私が大学病院で卒後教育を受けた頃、患者さんへの情報提供は医師のパターナリズムによって支配されていました。パターナリズム(paternalism)とは、父親的温情主義、父権主義、父権的干渉主義と訳され、本人の意志に関わりなく、本人の利益のために本人に代わって意志決定をすること、とされています。父親的な強い立場にある医師が患者さんは素人だ。自分で正しい判断を下すことはできない。その結果、医療行為に際しては、患者が医師より優位な立場に立てないことになります。
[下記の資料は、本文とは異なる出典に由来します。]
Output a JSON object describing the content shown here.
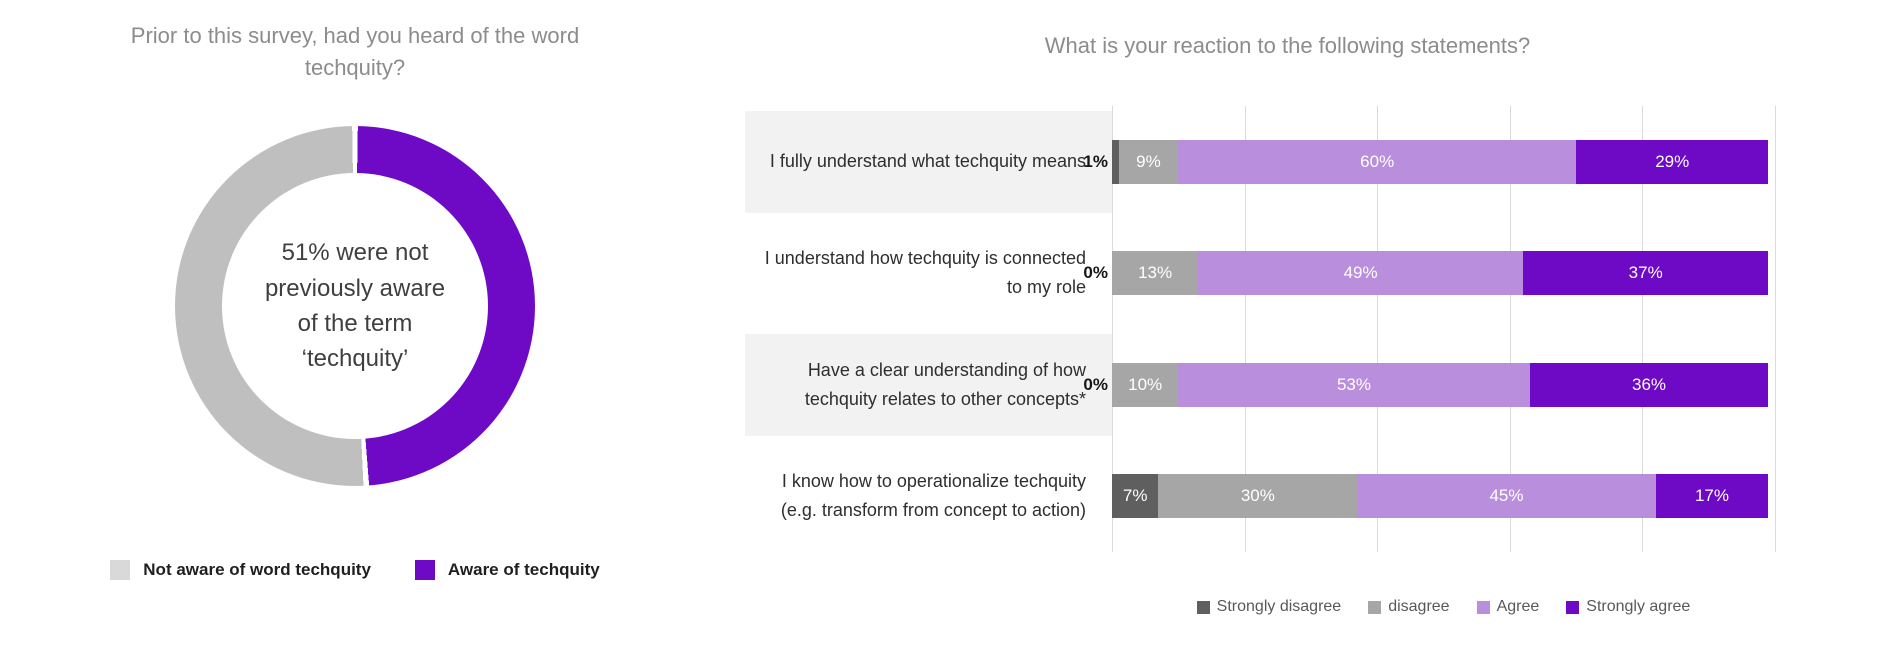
{
  "page": {
    "background": "#FFFFFF"
  },
  "chart_data": [
    {
      "type": "pie",
      "variant": "donut",
      "title": "Prior to this survey, had you heard of the word techquity?",
      "segments_draw_order": [
        {
          "label": "Aware of techquity",
          "value": 49,
          "color": "#6E09C6"
        },
        {
          "label": "Not aware of word techquity",
          "value": 51,
          "color": "#BFBFBF"
        }
      ],
      "start_angle": "12-o-clock",
      "direction": "clockwise",
      "center_text_lines": [
        "51% were not",
        "previously aware",
        "of the term",
        "‘techquity’"
      ],
      "legend_position": "bottom",
      "legend": [
        {
          "label": "Not aware of word techquity",
          "color": "#D9D9D9"
        },
        {
          "label": "Aware of techquity",
          "color": "#6E09C6"
        }
      ]
    },
    {
      "type": "bar",
      "variant": "stacked-horizontal",
      "title": "What is your reaction to the following statements?",
      "categories": [
        "I fully understand what techquity means",
        "I understand how techquity is connected to my role",
        "Have a clear understanding of how techquity relates to other concepts*",
        "I know how to operationalize techquity (e.g. transform from concept to action)"
      ],
      "series": [
        {
          "name": "Strongly disagree",
          "color": "#5F5F5F",
          "values": [
            1,
            0,
            0,
            7
          ]
        },
        {
          "name": "disagree",
          "color": "#A6A6A6",
          "values": [
            9,
            13,
            10,
            30
          ]
        },
        {
          "name": "Agree",
          "color": "#B98EDC",
          "values": [
            60,
            49,
            53,
            45
          ]
        },
        {
          "name": "Strongly agree",
          "color": "#6E09C6",
          "values": [
            29,
            37,
            36,
            17
          ]
        }
      ],
      "value_suffix": "%",
      "xlim": [
        0,
        100
      ],
      "grid": true,
      "gridline_step_pct": 20,
      "gridline_color": "#DADADA",
      "highlighted_category_rows": [
        0,
        2
      ],
      "category_highlight_color": "#F2F2F2",
      "legend_position": "bottom",
      "label_outside_threshold_pct": 5
    }
  ]
}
私は消化器内視鏡医ですので、胃がんや大腸がんの患者さんの主治医を勤めることが多かったのですが、なかには発見時にはすでに進行しきった状態の患者さんや、外科で手術をして頂き、一旦は退院されたあと、再発のために再入院された患者さんも少なからずいらっしゃいました。
患者さんへの病状説明は当時必ずパターナリズムに則ったものでした。「あなたは癌ではありません。しかし、難治性の疾患で時間がかかります。全力を尽くしますので一緒に頑張りましょう」という説明が大半でした。家族には正確に病状を話しますので、予後が不良であるのは理解していただけるのですが、問題は患者さんご本人です。病状は進行し、下血や全身倦怠感、腹水、体重減少など、とても良性疾患では説明のつかない病態の悪化を不安げに訴えられても、「一時的なものですから、腰を据えて頑張りましょう」と云い張らなくてはなりませんでした。ご家族も「決して癌だということを知らせないで下さい」と希望される方が大半でした。最初に看取った末期胃がんの患者さんは、闘病の最後には既に死を覚悟されているようでしたが、「気分を変えるため桜を見に行きましょう」と車椅子で敷地内の満開の桜を見に行きました。ある準公的病院でのことでしたが、これが見納めとしげしげと桜を見ていらっしゃるご老人の横顔を見ていると、「ああそうだったのか」と納得して死に臨んで頂けるために全てを告白すべきではないかという衝動にかられたことを忘れません。